Alisha Joyce-Butchers
- Born: Alisha Butchers 14 June 1997 (age 28) Swansea, Wales
- Height: 1.65 m (5 ft 5 in)
- Weight: 73 kg (161 lb)
- Notable relative: Jasmine Joyce (wife) Nicky Smith (brother-in-law)
- Occupations: Active Young People Officer; Girls' Hub Officer;

Rugby union career
- Position: flanker
- Current team: Bristol Bears Women

Senior career
- Years: Team / Apps / (Points)
- 2016–2019: Scarlets Ladies /  / (0)
- 2019–2020: Worcester Warriors Women /  / (0)
- 2020–: Bristol Bears Women /  / (0)

International career
- Years: Team / Apps / (Points)
- 2016–: Wales / 54 / (10)

National sevens team
- Years: Team /  / Comps
- Wales /  / 5

= Alisha Joyce-Butchers =

Wales international rugby union player

Alisha Joyce-Butchers (née Butchers; born 14 June 1997) is a Welsh rugby union player who plays flanker for Bristol Bears Women and the Wales women's national rugby union team. She made her debut for the Wales rugby union team in 2016 and has played in 29 matches for the national side. Butchers scored her first international try in 2016 in a Women's Six Nations Championship victory over Scotland. She works as an Active Young People Officer and a Girls' Hub Officer while continuing her rugby career.

==Early life and career==
Butchers' birth was on 14 June 1997 in Swansea, Wales.

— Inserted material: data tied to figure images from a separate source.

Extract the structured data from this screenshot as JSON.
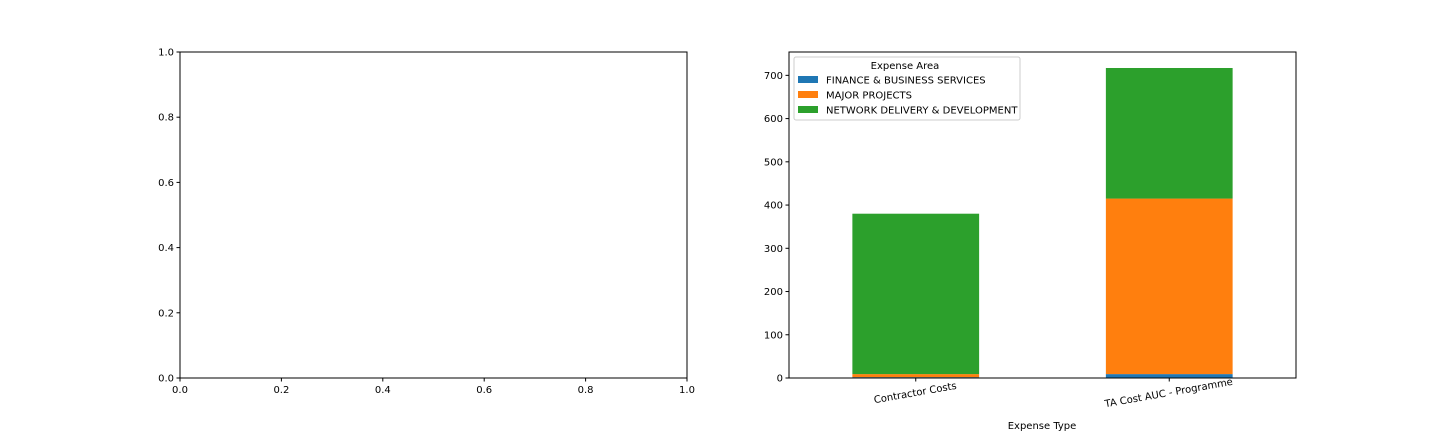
{
  "chart_data": [
    {
      "type": "empty",
      "xlim": [
        0.0,
        1.0
      ],
      "ylim": [
        0.0,
        1.0
      ],
      "xticks": [
        "0.0",
        "0.2",
        "0.4",
        "0.6",
        "0.8",
        "1.0"
      ],
      "yticks": [
        "0.0",
        "0.2",
        "0.4",
        "0.6",
        "0.8",
        "1.0"
      ]
    },
    {
      "type": "bar",
      "stacked": true,
      "categories": [
        "Contractor Costs",
        "TA Cost AUC - Programme"
      ],
      "series": [
        {
          "name": "FINANCE & BUSINESS SERVICES",
          "values": [
            2,
            9
          ],
          "color": "#1f77b4"
        },
        {
          "name": "MAJOR PROJECTS",
          "values": [
            7,
            406
          ],
          "color": "#ff7f0e"
        },
        {
          "name": "NETWORK DELIVERY & DEVELOPMENT",
          "values": [
            371,
            302
          ],
          "color": "#2ca02c"
        }
      ],
      "xlabel": "Expense Type",
      "ylabel": "",
      "ylim": [
        0,
        754
      ],
      "yticks": [
        0,
        100,
        200,
        300,
        400,
        500,
        600,
        700
      ],
      "legend": {
        "title": "Expense Area",
        "placement": "top-left"
      },
      "grid": false
    }
  ]
}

She was educated at Halfway Primary School in Llanelli.

She began playing sport in primary school. Butchers played for Bynea RFC, the Llanelli Schoolboys and the Scarlets under 18s team and the Carmarthen Quins RFC. She competed in the multi-sport 2013 School Games in Sheffield as a member of the gold medal-winning Wales Dragons A rugby union team.

Outside of rugby, she has worked for the Actif Sport and Leisure as a Sports Mentor and later as an Active Young People Officer full-time since she was 18. She is an ambassador for Vala Health. Since early 2019, Butchers is also employed as a Girls' Hub Officer at Cardiff Blues Community Foundation to increase grassroots rugby at Y Pant School and Bryn Celynnog Comprehensive School in the Pontypridd area.

== Rugby career ==
Butchers plays as a back-rower in rugby union. She made her international debut for the Wales women's national rugby union team against Ireland at the 2016 Women's Six Nations Championship, replacing Shona Powell Hughes in the second half of the match. She scored her maiden international try in a 23–10 win over Scotland the following week in the same tournament.

Butchers went on to make a further 27 appearances for the national side and scored an extra try in the 2017 Women's Six Nations Championship. She has also played five times for the Wales women's national rugby sevens team and scored five tries for them. Butchers was named to the rugby sevens side for the women's rugby sevens tournament at the 2018 Commonwealth Games in Gold Coast, Australia but did not play any games due to an ankle injury sustained during a game in the 2018 Women's Six Nations Championship. She was one of three Welsh women who played in a match for Barbarian F.C. against the United States in 2019 that the Barbarians won 34–33.

At the club level, she played for Scarlets Ladies until January 2019. Butchers signed to play for Premier 15s club Worcester Warriors Women with immediate effect that same month. She did however continue to represent Scarlets at the regional level. In June 2020, she signed to join Bristol Bears Women also of Premier 15 to increase the options available for coach Kim Oliver to select a back row player. Butchers fell on her ankle and sustained ligament damage in a training session for Bristol Bears in 2021. Her contract with the team did not cover all the medical costs for the treatment of her injury and the private insurance policy she took out was voided because the club was paying her, forcing her to fundraise online. She did not want to get operated by the National Health Service due to pressures it was under caused by the COVID-19 pandemic and her season would have ended prematurely. The situation attracted media attention and Butcher called for better education of problems with insurance in semi-professional women's rugby.

Butchers was selected for the Wales squad for the 2021 Rugby World Cup in New Zealand. She was named in the Welsh side for the 2025 Six Nations Championship in March.

== Personal life ==
Butchers has been in a relationship with her Bristol and Wales teammate Jasmine Joyce since 2016, they were engaged in 2022. The couple married in December 2023. She is the sister-in-law of Welsh forward Nicky Smith.